Solar, Electric Vehicles, and high-tech in War?

Talal K
Talal K
Sep 28, 2018 · 4 min read
A solar energy system for a critical hospital in Syria’s Idlib (March 2017)

In north Syria, we are expecting that over 40 health facilities will be equipped with solar power systems by the summer of 2019. The plans for making this a reality came after UOSSM (and its supporting partners) have successfully installed and commissioned a pilot project in the spring of 2017, aiming to increase the resilience of the health system as part of the Syria Solar Initiative. However, it was realized that the health system will not be fully resilient if we really do achieve a stable and sustainable source of energy like solar for all health facilities, as this covers only the energy dimension. There are other dynamic variables in the equation that needed attention (among others): mobility & human resources.

As the conflict in Syria intensified several millions have fled the country including many qualified medical professionals and physicians. In 2017, it was estimated that there were only 2 physicians for every 10,000 people in non-government held areas — compared to around 15 in Syria before 2014 (according to the World Bank). For context: Arab World averages around 10 per 10,000 and Germany 40 per 10,000. Since we are living in the most connected and digitized age society has ever witnessed, we realized that Tele-medicine offers a great opportunity for bridging this gap, while enabling physicians in neighboring countries (or much further away in any case) to provide needed assistance in the rural clinic or the hospital in any area under stress. Using advanced telecommunication technology and existing experiences, it’s possible to modularize and streamline a tele-medicine platform and system that works.
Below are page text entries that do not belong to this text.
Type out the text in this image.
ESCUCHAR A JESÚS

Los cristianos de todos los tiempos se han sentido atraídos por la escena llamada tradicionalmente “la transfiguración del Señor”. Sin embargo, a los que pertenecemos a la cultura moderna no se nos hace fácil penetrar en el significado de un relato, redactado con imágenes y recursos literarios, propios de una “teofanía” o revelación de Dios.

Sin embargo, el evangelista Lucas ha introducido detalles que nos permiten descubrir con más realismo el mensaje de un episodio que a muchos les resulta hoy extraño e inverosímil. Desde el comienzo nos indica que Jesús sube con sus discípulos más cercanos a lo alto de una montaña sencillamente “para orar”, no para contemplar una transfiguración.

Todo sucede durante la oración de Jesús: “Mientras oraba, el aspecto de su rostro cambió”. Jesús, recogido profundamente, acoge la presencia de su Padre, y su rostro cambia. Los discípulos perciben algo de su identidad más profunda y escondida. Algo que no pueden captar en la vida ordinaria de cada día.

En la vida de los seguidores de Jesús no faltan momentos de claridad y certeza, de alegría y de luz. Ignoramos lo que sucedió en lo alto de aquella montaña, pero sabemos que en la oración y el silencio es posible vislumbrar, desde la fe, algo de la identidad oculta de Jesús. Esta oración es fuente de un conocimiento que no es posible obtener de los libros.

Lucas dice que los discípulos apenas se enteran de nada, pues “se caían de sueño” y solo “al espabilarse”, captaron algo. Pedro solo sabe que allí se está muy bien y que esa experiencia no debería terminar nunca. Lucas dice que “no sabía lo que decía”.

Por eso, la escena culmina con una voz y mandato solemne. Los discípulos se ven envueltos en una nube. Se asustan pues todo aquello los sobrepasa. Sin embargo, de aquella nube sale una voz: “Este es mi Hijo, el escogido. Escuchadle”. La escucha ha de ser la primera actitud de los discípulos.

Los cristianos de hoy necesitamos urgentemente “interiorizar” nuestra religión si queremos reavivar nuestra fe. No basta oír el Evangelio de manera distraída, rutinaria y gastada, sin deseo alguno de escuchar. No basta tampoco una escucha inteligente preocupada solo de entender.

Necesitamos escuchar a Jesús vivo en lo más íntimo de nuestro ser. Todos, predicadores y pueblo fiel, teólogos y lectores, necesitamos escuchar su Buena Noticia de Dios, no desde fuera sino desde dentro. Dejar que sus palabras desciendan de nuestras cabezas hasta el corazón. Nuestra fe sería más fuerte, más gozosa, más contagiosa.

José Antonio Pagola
Furthermore, even when fuel becomes unnecessary for the critical services in hospitals and clinics after transitioning from diesel generators to 100% renewable energy, ambulance vehicles and vaccine transportation vehicles will continue to depend on fuel (in their current internal combustion engines, of course). We simply realized that transitioning to Electric Vehicles (EVs), or as some call it ‘’electrification of mobility’’ is potentially transformative for the health system. When progressive jurisdictions like the city of Paris adopts a regulation to phase out non-EVs by 2030, we can only be inspired but in different ways.

In Syria and other resource-constrained areas in the Middle East, like the Gaza strip in the occupied Palestinian Territory or Yemen, the electrification of mobility and transforming its energy dependence from fuel to localized energy sources (solar energy in this case) is a strategic necessity to strengthen the critical services, more than an environmentally conscious decision.

Thanks for the Humanitarian Grand Challenge and their supporters, we are extremely proud and grateful that we were selected among 20+ innovative projects out of 615 applicants from around the world for the first round of the new challenge ‘Creating Hope In Conflict’. We are very excited to bring this idea from the realm of imagination and draft papers into the tested reality.

Over the next 2 years, we are planning to deploy the pilot Electric Vehicle (EV) ambulance system (and maybe a vaccination transport vehicle), and work on modularizing tele-medicine in solar-powered facilities in Syria.

HIRS — Health Integrated Resilience System

Our goal is to plan, develop and deploy an integrated system which combines all three components: solar, electric vehicles, and tele-medicine. We will do so while testing it in multiple iterations, researching its application and impact, and figuring out the best-processes for scaling the identified model that works.

Later, we plan to share through an open-source platform all the knowledge resources developed for practitioners to continue the mission of health system strengthening for local communities around the world. Of course, there are more health system components that we believe can integrate into this work, like localizing supplies and medical consumables through 3D printing, which is highlighted by the amazing work being done by the Glia Project team, among other pioneers.

Decentralization of energy systems, and localizing of essential ingredients that keeps our systems functional is crucial in an increasingly troubled world. Beyond the conscious decision of transitioning towards renewable-energy to mitigate the irreversible consequences of climate change that we can avoid, the speedy transition can provide communities with the resilience needed to deal with the present consequences.

Over the next couple of years, we’ll follow up on this space with ideas, plans, and progress in this humble pursuit of transforming the resilience of the health system.